The opportunity for testing in Member States the signing and application of treaties negotiated by the EU is provided on the basis of legal and political considerations. If the content of the treaty falls within the shared competence of the EU and the Member States, it must be signed and ratified by every Member State in accordance with national constitutional rules. Whether an international treaty should be an EU-only or a mixed treaty is often a matter of legal controversy. This is because this issue pertains to the politically sensitive question about the division of competence in international economic relations between the EU and the Member States. The European Court of Justice is currently considering these matters in a request by the Commission on the conclusion of the Free Trade Agreement that the EU negotiated with Singapore (the controversial issue is competence over investment policy, transport services, intellectual property, and sustainable development). The participation of Member States, however, may also be agreed upon pursuant to political considerations. In the case of CETA, for instance, whilst the European Commission was of the view that the Agreement ought to be concluded by the EU alone, Member States disagreed. In order to avoid a delay in its application (and given the pending dispute before the Court of Justice), the Commission proposed in July 2016 that CETA be signed, provisionally applied, and concluded as a mixed agreement.
The negotiation and application of international treaties are, therefore, shrouded in legal and political complexities. As for the public disquiet they have caused, it expresses a range of concerns, some of which are related to the treaties themselves. The objections raised in the Walloon assembly, for instance, were about the impact of CETA on environmental, labour, and consumer standards, as well as the establishment of the investment tribunal and the impact this might have on national regulatory autonomy. The role of investor-State dispute settlement mechanisms has also been central to the controversy that has surrounded the negotiation of TTIP. In the case of the Agreement with Ukraine, some of the concerns were about movement of persons and the financial support to that counry. The fate, however, of international treaties negotiated by the EU is also affected by issues that are extraneous to the treaties themselves, such as domestic politics, concerns about immigration, and wider concerns about the direction of the EU.

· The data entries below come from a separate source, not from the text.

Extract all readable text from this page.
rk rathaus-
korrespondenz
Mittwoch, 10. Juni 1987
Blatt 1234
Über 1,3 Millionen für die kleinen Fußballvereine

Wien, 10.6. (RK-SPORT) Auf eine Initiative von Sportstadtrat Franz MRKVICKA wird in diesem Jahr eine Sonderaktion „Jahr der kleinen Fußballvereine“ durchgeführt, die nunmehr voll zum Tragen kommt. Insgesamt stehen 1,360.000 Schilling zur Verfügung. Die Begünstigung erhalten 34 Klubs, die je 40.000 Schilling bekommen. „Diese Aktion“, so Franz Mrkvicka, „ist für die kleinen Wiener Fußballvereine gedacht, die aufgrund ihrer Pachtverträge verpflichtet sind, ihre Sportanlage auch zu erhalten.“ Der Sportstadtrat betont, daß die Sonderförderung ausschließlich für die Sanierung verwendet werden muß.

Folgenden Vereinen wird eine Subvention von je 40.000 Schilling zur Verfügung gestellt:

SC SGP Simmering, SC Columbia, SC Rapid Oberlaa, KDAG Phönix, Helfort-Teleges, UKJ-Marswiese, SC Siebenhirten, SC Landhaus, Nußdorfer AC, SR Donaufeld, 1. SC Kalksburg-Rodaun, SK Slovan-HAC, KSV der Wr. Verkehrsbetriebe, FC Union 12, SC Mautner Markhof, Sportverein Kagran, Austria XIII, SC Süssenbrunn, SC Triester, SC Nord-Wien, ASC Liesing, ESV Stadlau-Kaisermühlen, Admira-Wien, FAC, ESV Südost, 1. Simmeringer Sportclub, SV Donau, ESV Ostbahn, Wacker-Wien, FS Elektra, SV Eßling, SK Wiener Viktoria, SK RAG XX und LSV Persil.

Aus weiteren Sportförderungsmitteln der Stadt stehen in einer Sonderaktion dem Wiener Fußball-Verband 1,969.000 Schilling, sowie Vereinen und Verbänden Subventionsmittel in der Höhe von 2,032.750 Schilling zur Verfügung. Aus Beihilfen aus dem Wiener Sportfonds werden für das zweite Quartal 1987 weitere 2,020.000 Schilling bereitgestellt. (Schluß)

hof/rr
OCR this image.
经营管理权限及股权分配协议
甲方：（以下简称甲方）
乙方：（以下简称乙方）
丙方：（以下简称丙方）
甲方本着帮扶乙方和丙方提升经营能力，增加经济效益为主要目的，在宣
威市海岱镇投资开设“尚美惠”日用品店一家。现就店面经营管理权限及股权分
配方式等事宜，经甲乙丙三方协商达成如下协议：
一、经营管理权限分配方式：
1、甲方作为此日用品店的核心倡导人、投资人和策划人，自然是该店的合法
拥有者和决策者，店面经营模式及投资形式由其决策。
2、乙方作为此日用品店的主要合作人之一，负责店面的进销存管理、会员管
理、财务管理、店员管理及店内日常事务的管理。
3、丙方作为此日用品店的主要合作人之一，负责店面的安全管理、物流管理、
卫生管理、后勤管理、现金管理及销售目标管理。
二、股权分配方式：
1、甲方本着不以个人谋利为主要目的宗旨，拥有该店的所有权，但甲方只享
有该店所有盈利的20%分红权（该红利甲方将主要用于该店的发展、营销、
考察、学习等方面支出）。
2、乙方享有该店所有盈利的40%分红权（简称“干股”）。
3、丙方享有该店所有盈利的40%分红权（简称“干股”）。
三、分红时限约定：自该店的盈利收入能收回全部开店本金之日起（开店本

Whilst having rattled the Union's institutions, these on-going tensions have not diminished the EU's appetite for international negotiations. On the one hand, the Union has kept negotiating trade agreements with third countries, a case in point being Japan, the negotiations with which are progressing at a rapid pace. On the other hand, the EU has been exercising its internal negotiating muscle in reaching political compromises that would address public concerns and would pave the way for the smooth application of treaties. It has done so in relation both to specific agreements and broader initiatives, such as its promotion of a multilateral investment court.
The public disquiet, however, about the EU's trade deals is unlikely to be sated by legal ingenuity. Their instrumentalisation by domestic politics or populist rhetoric notwithstanding, national concerns raise fundamental questions about the coexistence of the Union and the Member States and the extent to which the latter may participate in what the former does in the world. These questions require that decision-makers in the Union and the Member States reflect on the political, practical, and legal implications. Two groups of academics have intervened, expressing differing views on the intensity and scope of national participation in the Union's international treaty-making. As for the legal dimension of this debate, the Court's Opinion on the Agreement with Singapore is expected to introduce some much-needed clarity on the delimitation of external competence, potentially rendering the conclusion of international treaties less controversial. In the meantime, however, 2017 is promising to be interesting - in the least attractive and most chilling sense of the word.